This book, edited by Ronald C. Kessler and Bedirhan Ustun, summarizes recent WHO Mental Health surveys. Part 1 explains the study designs and, surprisingly at this point, addresses critiques of the present surveys. Part 2 gives the specific results from 6 developing and 11 developed countries. Treatment rates, lifetime prevalence rates, and age of onset of diseases are emphasized. Information on the mental health care systems is also provided. It is intriguing to read results such as those from Nigeria, where surveys were conducted in 4 languages. Nigeria has the lowest lifetime prevalence rate of mood disorders in all countries studied. It is interesting to read that the prevalence rates of Post-Traumatic Stress Disorder in Lebanon after 3 decades of war are lower than in the USA. Part 3 is devoted to cross-national comparisons demonstrating, once more, that delays and failure to seek treatment remain problems in psychiatric care worldwide. Finally, the editors again discuss the rationale and limitations of the surveys in part 4. As much, the efforts to answer critiques are found throughout the book and come over as defensive.

The relevance of these large cross-national WHO surveys to increase awareness of mental disorders, to reduce stigma and to provide information to the policymakers cannot be denied. Besides, the present surveys provide novel data on disease severity and treatment adequacy; most importantly, many surveys are the first representative population-based studies in their countries.
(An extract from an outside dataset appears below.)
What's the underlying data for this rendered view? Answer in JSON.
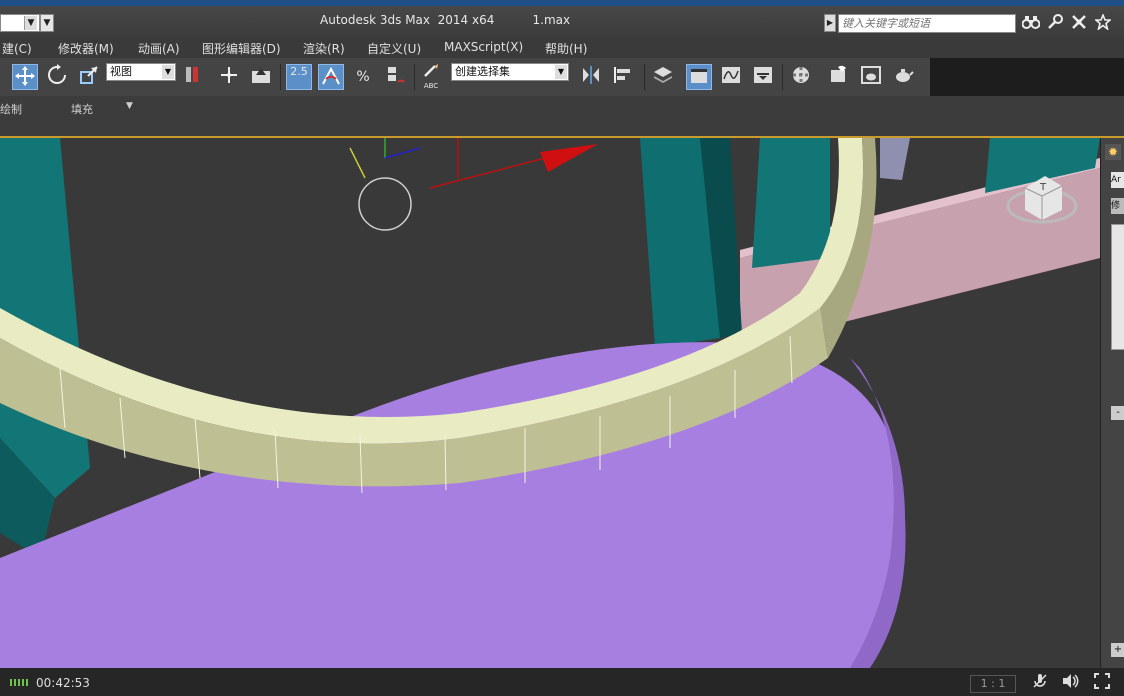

And yet, the sixty-four-thousand dollars question is avoided. “Do we need more WHO mental health surveys?” Arguably, the mission of raising awareness of mental health problems is never fulfilled, and policymakers will always need up-to-date prevalence data. Nonetheless, the prevalence rates in these systematic surveys in the various countries have become predictable, although they may be underestimated especially in Non-Western countries. Once again, the editors discussed that the CIDI most likely suffers from a cultural bias and, possibly, from recall bias as lifetime prevalence is estimated retrospectively [1, 2]. Instead, policymakers should be provided with aetiological and prognostic information. Other policymakers would certainly be interested in time trends. We can only hope that the editors achieve their goal and WHO work will be expanded with trend surveys.

The WHO played safe again, but cross-national surveys of adult mental health certainly remain their vintage winner.